His breakthrough came in 1983’s The Outsiders, directed by Francis Ford Coppola. After that, he famously played Jennifer Grey’s dance teacher in the 1987 classic Dirty Dancing and Demi Moore’s departed love in Ghost. Swayze was diagnosed with pancreatic cancer 20 months before dying of the disease in 2009 at age 57.

12 of 17

Michael Landon

He’s most famous as Little Joe on the TV series Bonanza, and Charles Ingalls on Little House On the Prairie. Doctors diagnosed him with pancreatic cancer in April 1991. “I think you have to have a sense of humor about everything,” he said at the time. “If you’re going to try to beat something, you’re not going to do it standing in the corner.” Landon died of the disease July 1, 1991. He was 54.

13 of 17

Joan Crawford

The legendary Hollywood actress got her first big break in 1928 during the silent movie era.
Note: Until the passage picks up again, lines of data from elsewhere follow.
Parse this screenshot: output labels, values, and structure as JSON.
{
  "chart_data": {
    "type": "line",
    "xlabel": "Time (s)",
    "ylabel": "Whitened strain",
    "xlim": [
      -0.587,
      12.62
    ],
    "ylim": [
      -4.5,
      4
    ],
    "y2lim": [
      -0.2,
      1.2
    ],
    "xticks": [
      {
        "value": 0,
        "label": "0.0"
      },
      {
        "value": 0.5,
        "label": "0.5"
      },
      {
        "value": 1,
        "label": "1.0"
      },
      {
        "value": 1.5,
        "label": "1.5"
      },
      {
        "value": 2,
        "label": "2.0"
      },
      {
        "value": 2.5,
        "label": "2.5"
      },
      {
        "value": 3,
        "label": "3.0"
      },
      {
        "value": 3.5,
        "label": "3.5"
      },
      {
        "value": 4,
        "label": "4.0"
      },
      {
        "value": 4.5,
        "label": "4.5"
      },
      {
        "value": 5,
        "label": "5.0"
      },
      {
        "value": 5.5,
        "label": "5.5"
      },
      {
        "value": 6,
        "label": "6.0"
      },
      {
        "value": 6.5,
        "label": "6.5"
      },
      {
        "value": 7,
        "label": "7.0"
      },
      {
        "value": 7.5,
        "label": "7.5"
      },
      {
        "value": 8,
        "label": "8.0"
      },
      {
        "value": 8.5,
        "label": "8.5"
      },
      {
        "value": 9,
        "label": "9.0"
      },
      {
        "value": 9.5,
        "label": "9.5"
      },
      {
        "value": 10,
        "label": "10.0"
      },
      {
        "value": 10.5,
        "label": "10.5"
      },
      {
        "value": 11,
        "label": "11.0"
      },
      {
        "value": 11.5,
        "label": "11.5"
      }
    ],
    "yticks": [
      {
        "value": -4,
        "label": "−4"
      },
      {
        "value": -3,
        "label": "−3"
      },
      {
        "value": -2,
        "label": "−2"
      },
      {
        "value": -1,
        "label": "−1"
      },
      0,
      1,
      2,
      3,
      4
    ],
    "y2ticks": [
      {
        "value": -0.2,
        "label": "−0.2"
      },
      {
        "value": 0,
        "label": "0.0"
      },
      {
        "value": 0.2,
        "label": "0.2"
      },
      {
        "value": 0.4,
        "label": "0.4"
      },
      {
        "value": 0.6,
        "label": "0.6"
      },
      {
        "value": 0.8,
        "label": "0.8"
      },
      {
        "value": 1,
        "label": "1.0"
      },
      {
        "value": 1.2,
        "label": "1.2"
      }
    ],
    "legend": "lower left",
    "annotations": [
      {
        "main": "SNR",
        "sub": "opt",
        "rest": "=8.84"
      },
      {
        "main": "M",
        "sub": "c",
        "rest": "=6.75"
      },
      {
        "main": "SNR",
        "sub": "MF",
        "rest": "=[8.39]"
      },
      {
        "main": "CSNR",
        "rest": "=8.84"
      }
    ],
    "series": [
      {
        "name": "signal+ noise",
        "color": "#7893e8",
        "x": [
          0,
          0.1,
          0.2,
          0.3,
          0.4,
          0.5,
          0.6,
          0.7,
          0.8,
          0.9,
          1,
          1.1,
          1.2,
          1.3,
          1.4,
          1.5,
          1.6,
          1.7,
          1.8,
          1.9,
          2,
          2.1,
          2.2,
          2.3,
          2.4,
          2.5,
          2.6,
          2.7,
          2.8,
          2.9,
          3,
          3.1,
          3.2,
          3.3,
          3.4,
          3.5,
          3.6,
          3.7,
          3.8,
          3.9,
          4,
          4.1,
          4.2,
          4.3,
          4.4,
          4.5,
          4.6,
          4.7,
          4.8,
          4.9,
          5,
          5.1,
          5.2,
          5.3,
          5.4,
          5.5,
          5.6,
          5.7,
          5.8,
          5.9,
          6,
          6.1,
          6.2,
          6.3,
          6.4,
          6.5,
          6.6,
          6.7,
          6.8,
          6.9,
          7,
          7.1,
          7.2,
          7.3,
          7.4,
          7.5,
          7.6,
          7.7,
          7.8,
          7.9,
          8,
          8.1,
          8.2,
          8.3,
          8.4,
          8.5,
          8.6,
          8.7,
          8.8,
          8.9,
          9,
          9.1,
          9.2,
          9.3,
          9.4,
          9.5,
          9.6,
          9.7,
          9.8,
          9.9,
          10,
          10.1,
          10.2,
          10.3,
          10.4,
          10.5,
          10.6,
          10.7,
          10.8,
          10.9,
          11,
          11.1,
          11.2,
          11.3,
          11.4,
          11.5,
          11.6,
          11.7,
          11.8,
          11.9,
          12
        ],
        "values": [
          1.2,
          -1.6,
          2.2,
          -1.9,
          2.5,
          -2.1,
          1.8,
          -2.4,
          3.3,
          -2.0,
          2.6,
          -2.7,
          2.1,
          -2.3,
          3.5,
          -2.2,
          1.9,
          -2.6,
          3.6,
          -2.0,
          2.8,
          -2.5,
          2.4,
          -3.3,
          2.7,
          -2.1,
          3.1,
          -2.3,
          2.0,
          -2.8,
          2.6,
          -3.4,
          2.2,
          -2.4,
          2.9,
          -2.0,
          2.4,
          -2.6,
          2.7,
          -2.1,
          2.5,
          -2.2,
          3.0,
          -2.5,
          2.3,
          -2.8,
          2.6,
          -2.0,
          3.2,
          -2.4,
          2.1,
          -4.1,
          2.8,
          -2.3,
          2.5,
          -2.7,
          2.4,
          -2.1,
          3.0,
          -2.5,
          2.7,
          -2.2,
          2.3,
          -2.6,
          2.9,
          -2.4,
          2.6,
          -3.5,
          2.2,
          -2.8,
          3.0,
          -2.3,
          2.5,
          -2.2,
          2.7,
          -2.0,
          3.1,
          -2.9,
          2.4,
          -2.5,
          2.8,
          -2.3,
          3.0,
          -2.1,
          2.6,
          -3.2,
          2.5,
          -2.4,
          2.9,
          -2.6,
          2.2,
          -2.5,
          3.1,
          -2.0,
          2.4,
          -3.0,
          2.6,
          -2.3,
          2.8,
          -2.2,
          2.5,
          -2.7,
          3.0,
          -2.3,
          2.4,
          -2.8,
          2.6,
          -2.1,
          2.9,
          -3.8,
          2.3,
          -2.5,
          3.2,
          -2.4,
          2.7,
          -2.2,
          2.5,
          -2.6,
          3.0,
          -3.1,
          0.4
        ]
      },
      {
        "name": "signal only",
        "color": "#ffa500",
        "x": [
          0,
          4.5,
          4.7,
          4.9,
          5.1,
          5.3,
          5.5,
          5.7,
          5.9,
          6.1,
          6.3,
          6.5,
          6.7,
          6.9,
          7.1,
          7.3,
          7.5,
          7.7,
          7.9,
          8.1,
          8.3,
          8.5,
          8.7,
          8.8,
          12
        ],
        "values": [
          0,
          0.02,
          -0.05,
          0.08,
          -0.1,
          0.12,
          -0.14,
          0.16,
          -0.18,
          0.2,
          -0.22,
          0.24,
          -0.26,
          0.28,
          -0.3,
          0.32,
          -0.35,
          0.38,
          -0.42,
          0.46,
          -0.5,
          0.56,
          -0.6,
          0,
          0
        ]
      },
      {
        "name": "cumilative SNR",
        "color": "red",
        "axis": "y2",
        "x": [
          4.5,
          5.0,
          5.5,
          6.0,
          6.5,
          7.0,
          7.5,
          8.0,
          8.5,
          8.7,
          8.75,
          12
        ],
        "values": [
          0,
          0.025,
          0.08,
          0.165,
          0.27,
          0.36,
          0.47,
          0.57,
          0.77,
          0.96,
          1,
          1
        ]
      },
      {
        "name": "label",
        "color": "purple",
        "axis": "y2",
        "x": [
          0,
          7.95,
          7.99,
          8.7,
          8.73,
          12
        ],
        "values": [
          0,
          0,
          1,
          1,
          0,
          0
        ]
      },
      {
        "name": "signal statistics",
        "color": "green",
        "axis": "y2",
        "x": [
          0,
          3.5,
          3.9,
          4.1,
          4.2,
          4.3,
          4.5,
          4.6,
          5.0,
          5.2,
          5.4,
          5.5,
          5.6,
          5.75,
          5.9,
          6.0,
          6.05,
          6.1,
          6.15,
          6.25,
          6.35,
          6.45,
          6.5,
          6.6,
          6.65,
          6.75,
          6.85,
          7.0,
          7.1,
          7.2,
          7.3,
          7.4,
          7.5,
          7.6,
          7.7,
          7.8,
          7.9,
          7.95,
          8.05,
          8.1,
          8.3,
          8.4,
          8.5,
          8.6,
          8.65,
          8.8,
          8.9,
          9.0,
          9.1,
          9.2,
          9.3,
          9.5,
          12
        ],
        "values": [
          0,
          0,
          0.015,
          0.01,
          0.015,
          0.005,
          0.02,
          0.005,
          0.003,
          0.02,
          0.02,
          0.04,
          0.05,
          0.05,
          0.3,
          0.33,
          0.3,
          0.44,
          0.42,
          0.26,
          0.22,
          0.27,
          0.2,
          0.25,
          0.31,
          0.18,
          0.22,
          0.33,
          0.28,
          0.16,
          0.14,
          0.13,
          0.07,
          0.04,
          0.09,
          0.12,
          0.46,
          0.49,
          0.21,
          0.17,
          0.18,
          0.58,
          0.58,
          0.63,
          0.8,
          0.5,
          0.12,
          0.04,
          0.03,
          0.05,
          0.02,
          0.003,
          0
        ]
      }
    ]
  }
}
She made 80 films over more than 50 years, and won an Oscar for her role in Mildred Pierce. She was battling pancreatic cancer in May 1977 when she died of a heart attack in New York City. She was 69, according to the Los Angeles Times, though her birthdate isn't known for sure. 

14 of 17

Gene Upshaw

A master of the running play, Upshaw played 15 seasons for the Oakland Raiders. The first player to reach the Super Bowl in 3 different decades, he was also named to seven Pro Bowls. Just after his 63rd birthday in 2008, Upshaw felt sick. He was diagnosed with pancreatic cancer in the ER and died 3 days later. For the opening NFL game that year, his jersey number -- 63 -- was on every field, and it was on a patch worn by all players that season.

15 of 17

Benjamin Orr

Co-founder and bassist for rock/new wave band The Cars, Benjamin Orr was the vocalist for some of the band’s biggest hits, including “Just What I Needed,” “Let’s Go,” and “Drive.” He also scored a solo Top 40 hit with “Stay the Night.” Orr died of pancreatic cancer on Oct. 3, 2000 at the age of 53, less than 6 months after his diagnosis and a week after his last performance.

16 of 17

Charlotte Rae

Rae's most famous character, Edna Garrett, appeared first on the TV Show Diff'rent Strokes, and then on a spinoff called The Facts of Life that ran for nine seasons. Doctors diagnosed her with pancreatic cancer around 2010 and then bone cancer in 2017. She died at her home in Los Angeles on Aug. 5, 2018, at age 92.